Pois sim, exato, justamente assim era, e posso assegurar que ainda passava o mesmo em minha época, bem avançados já os anos sessenta. Pergunto-me se o fenômeno depois foi remetendo ou se é que simplesmente eu cresci. AO pior seguiu ocorrendo nos setenta, nos oitenta, pode que inclusive agora.

Quiçá as meninas tenham tido que suportar geração depois de geração esse asqueroso magreo. Esse abuso constante e silenciado. Sim, calavas por vergonha, desde depois, porque uma das feridas que produz o abuso é o sentimento de humilhação na vítima; mas também calavas por medo. Colegas mais aguerridas do que eu, que se atreveram a protestar no metro ante um sobón, foram com freqüência xingadas e airadamente replicadas pelo agressor ("¡Mas tu que te creste, menina, como te atreves, que dizes, estúpida, mocosa!"); e a uma amiga minha -tínhamos por então treze anos- lhe atizaron inclusive um bofetón.

Não recordação que nestes transes ninguém saísse a defender-nos no metro atiborrado de gente; ou talvez sim, talvez em alguma ocasião alguma mulher maior rezongara algo em nosso apoio. Mas basicamente sabias que estavas só.

De maneira que levavas integrada na cabeça uma espécie de estratégia militar de sobrevivência no terreno inimigo. Nos cinemas de bairro sem numerar, que era aos que então se ia, tentavas instalar-te junto a uma mulher e cobrir os flancos. Jogavas-te a tremer cada vez que se sentava junto a ti um homem só, e nove de cada dez vezes tinhas que te mudar de fila ao pouco momento, fugindo de sua perna arrimada e de sua mão tonta.
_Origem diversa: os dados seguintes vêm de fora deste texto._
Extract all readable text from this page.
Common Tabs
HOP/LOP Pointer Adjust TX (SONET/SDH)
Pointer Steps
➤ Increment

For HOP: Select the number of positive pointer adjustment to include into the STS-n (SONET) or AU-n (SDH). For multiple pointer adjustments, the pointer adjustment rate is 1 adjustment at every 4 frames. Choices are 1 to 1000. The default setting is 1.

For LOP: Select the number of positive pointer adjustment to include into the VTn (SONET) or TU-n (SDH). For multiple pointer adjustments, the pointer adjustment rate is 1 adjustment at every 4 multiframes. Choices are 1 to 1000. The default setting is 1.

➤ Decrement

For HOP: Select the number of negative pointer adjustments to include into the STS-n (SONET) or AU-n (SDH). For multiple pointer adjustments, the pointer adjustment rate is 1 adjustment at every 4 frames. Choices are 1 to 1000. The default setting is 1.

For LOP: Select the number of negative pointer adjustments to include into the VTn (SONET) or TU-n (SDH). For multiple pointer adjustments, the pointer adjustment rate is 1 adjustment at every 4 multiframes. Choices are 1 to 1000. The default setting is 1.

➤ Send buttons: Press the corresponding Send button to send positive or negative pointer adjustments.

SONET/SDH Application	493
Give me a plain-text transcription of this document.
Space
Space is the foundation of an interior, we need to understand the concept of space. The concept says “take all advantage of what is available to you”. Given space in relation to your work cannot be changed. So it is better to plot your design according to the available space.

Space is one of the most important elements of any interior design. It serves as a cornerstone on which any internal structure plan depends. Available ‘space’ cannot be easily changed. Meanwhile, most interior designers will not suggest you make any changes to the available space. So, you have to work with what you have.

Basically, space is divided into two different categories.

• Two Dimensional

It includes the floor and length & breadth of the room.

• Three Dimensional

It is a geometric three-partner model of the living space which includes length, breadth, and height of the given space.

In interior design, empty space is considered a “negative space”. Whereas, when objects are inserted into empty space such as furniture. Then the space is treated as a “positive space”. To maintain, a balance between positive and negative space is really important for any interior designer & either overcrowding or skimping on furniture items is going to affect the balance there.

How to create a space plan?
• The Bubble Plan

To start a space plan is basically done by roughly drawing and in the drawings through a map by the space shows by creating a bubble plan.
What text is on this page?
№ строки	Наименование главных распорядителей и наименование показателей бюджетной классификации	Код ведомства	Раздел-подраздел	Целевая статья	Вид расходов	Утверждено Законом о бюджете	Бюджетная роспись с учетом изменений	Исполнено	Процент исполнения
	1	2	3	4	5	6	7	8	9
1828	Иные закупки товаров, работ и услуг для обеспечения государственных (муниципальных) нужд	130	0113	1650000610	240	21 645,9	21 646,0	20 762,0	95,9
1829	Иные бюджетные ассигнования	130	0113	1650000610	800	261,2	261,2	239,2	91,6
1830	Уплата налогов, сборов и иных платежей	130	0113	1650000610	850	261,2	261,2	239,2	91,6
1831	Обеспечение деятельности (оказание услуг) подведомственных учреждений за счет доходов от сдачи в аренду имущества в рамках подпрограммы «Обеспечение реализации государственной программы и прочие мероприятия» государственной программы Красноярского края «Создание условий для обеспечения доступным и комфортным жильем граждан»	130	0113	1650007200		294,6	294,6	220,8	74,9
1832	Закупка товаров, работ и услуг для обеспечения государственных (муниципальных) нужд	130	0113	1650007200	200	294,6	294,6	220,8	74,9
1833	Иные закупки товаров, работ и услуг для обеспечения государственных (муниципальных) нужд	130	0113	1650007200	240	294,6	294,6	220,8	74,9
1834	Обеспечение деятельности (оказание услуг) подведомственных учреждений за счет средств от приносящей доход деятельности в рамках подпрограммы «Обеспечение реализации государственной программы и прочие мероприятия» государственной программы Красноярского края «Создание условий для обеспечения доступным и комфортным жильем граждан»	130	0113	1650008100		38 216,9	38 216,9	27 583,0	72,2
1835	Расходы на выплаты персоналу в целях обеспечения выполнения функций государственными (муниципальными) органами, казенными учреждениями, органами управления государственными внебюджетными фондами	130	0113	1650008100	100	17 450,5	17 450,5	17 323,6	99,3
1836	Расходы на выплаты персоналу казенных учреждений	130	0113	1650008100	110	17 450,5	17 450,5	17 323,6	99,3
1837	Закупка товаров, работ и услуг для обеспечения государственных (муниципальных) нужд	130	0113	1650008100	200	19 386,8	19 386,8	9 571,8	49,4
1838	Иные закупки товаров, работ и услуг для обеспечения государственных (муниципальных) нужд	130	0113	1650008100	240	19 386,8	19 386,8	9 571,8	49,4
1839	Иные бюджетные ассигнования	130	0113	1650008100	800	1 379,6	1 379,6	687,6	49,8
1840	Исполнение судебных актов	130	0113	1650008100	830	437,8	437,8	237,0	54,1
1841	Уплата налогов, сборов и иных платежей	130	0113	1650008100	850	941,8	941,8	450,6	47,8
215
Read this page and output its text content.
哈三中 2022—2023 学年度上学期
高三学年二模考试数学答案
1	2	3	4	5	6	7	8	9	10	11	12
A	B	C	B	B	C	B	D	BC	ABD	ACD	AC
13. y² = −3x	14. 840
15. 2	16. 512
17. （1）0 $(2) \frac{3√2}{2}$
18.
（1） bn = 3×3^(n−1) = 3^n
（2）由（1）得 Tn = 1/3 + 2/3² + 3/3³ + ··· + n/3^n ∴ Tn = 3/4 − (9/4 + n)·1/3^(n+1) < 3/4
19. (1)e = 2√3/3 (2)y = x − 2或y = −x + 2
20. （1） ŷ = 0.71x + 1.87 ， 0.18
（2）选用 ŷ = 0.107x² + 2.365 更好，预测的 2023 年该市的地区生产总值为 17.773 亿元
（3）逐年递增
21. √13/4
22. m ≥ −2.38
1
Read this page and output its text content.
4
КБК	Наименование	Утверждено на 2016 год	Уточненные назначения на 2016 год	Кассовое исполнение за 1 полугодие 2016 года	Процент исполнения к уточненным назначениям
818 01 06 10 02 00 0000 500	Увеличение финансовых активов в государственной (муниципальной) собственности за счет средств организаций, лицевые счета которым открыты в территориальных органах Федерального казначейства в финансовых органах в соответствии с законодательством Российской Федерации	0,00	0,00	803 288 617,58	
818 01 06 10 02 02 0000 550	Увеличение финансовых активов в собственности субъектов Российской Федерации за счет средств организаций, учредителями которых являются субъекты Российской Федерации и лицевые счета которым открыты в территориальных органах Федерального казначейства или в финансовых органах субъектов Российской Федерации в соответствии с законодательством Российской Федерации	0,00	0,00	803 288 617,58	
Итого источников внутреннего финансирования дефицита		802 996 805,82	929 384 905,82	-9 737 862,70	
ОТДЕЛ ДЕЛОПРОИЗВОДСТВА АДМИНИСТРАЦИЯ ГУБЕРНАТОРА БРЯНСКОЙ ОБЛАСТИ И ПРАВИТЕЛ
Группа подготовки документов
Mas o pior era sem dúvida o metro. Desde os 10 anos até os 16, para ir ao instituto me fazia só, quatro vezes ao dia, um trajeto de seis estações. Não quisesse exagerar, mas olho para atrás e tenho a sensação de que todos os dias tinha algum incidente deste tipo.
Uma de cada três vezes, diz Esther Tusquets; sim, quiçá fora assim. Em qualquer caso, era habitual que te sobaran, ou que se esfregassem contra ti; e também estava a modalidade verbal, o energúmeno que se lançava sobre ti nos corredores do metro e te vertia na orelha rasposas barbaridades que nem sequer entendias.

Há duas coisas que me assombram especialmente de tudo isto. A primeira é o maravilhoso nível de adaptação que tem o ser humano, a capacidade de resistência, o bem que saímos, pese a tudo, tantas gerações de mulheres manuseadas. E a segunda, agora que o penso, é a incrível quantidade de assaltantes sexuais. Por todos os santos, ¡éramos umas meninas! Tantos pederastas tinha? Pergunto-me se a repressão sexual e o machismo da sociedade franquista pioravam a situação, ou se hoje existe o mesmo nível de pedofilia. Talvez antanho perseguissem crianças de uma esquina a outra do vagão, e hoje se dediquem a descarregar de Internet material pornográfico. Por não falar do absoluto horror do assassinato de Mari Luz. Sim, aqueles homens eram muitos, demasiados. Tantos, que não podiam considerar-se excepcionais, senão que faziam parte da paisagem social. Teriam uma esposa, filhos, filhas? Se creriam normais? Estará algum deles lendo isto? Não se lhe cairá a cara de vergonha?